Er hatte langsam gesprochen, ohne Joan anzusehen, als hätte er sie vergessen. Nun sah er sie an. »Was rede ich da?« sagte er. »Alte, törichte Dinge. Zuviel getrunken heute. Komm, trink auch etwas und geh.«

Sie setzte sich zu ihm auf das Bett und nahm das Glas. »Ich habe es verstanden«, sagte sie. Ihr Gesicht hatte sich verändert. Wie ein Spiegel, dachte er. Immer wieder spiegelt es zurück, was man dagegen sprach. Es war jetzt gesammelt und schön. »Ich habe es verstanden«, sagte sie. »Und manchmal auch gefühlt. Aber, Ravic, über deiner Liebe zur Liebe und zum Leben hast du mich oft vergessen. Ich war ein Anlaß — und dann gingst du in deine silbernen Städte und wußtest nur noch wenig von mir.«

Er sah sie lange an. »Vielleicht«, sagte er.

»Du warst so sehr mit dir beschäftigt, du entdecktest so viel in dir, daß ich irgendwie am Rande deines Lebens stehenblieb.«

»Vielleicht. Aber du bist nichts, um etwas darauf zu bauen, Joan. Das weißt du auch.«

»Wolltest du das?«

»Nein«, sagte Ravic nach einigem Nachdenken. Dann lächelte er. »Wenn man ein Refugié ist von allem, was fest war, gerät man manchmal in sonderbare Situationen. Und man tut sonderbare Dinge. Natürlich wollte ich das nicht. Aber wer nur ein einziges Lamm hat, will manchmal so viele Dinge damit tun.«

Die Nacht war plötzlich voll Frieden. Sie war wieder wie eine der Nächte, eine Ewigkeit her, wenn Joan neben ihm gelegen hatte. Die Stadt war weit, fern, nur noch ein sanftes Summen am Horizont, die Kette der Stunden war losgehakt, und die Zeit war so lautlos, als stände sie still. Das Einfachste und Unfaßbarste der Welt war wieder da: zwei Menschen, die miteinander sprachen, jeder für sich — und Laute, Worte genannt, formten trotzdem gleiche Bilder und Gefühle in der zuckenden Masse hinter den Knochen der Schädel — und aus sinnlosen Stimmbandvibrationen und den unerklärlichen Reaktionen darauf und den schmieriggrauen Windungen wuchsen plötzlich wieder Himmel, in denen sich Wolken, Bäche, Vergangenheit, Blühen, Welken und gefaßtes Wissen spiegelten.

»Du liebst mich, Ravic...«, sagte Joan, und es war nur halb eine Frage.

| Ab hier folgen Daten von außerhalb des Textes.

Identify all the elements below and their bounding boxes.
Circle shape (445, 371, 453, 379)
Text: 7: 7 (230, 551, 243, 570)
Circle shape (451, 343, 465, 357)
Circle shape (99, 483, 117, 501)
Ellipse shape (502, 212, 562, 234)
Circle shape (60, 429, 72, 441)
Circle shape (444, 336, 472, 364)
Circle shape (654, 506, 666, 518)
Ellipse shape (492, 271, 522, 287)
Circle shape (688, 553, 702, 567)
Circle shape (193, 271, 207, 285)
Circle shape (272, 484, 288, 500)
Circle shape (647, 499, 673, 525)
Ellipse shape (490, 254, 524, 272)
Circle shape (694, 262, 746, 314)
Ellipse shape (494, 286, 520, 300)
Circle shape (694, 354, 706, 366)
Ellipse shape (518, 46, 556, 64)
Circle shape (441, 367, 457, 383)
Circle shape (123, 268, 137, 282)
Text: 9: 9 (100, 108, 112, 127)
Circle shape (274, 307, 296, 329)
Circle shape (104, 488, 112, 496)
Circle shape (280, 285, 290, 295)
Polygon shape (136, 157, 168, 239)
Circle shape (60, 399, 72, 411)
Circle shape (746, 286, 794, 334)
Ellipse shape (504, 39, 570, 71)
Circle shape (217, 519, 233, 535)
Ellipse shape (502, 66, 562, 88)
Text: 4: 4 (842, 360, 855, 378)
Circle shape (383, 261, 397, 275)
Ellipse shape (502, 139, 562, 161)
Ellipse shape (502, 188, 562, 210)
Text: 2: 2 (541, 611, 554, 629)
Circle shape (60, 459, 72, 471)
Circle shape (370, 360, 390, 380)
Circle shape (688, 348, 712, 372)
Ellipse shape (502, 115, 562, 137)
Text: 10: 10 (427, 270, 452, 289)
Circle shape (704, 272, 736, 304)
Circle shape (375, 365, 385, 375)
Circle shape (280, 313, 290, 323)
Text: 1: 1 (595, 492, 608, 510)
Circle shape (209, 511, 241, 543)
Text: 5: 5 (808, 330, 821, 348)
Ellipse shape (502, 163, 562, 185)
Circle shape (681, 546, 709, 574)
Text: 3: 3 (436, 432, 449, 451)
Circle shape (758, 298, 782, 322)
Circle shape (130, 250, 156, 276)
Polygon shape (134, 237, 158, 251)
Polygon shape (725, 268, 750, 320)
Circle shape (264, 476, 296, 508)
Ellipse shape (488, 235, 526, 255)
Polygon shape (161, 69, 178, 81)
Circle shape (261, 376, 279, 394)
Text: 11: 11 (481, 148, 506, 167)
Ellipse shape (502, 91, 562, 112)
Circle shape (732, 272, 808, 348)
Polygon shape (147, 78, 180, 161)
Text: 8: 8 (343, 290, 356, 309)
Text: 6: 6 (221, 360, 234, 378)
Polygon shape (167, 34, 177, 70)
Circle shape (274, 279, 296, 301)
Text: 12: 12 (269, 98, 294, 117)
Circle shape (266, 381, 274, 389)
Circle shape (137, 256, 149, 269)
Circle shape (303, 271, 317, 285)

»Ja. Aber ich tue alles, um von dir loszukommen.«

Er sagte es ruhig, wie etwas, was beide wenig anging. Sie beachtete es nicht. »Ich kann mir nicht denken, daß wir jemals nicht mehr zusammen sind. Für eine Zeit, ja. Aber nicht für immer. Nie für immer«, wiederholte sie, und ein Schauer lief über ihre Haut. »Nie ist ein entsetzliches Wort, Ravic. Ich kann es mir nicht denken, daß wir nie mehr zusammen sind.«

Ravic antwortete nicht. »Laß mich hierbleiben«, sagte sie. »Ich will nie wieder zurückgehen. Nie.«

»Du würdest morgen zurückgehen. Du weißt das.«

»Ich kann mir nicht denken, wenn ich hier bin, daß ich nicht hierbleibe.«

»Das ist dasselbe. Du weißt das auch.«

Der Hohlraum inmitten der Zeit. Die kleine, erleuchtete Kabine des Zimmers wieder, dieselbe wie früher — und da war auch der Mensch wieder, den man liebte, und er war es auf eine sonderbare Weise schon nicht mehr, man konnte ihn greifen, wenn man nur die Arme ausstreckte, und man konnte ihn doch wieder nicht erreichen.

Ravic setzte das Glas nieder. »Du weißt, du würdest wieder gehen — morgen, übermorgen, irgendwann...«, sagte er.

Joan senkte den Kopf. »Ja.«

»Und wenn du wiederkämest — du weißt, du würdest immer wieder gehen?«

»Ja.«

Sie hob ihr Gesicht. Es war überströmt von Tränen.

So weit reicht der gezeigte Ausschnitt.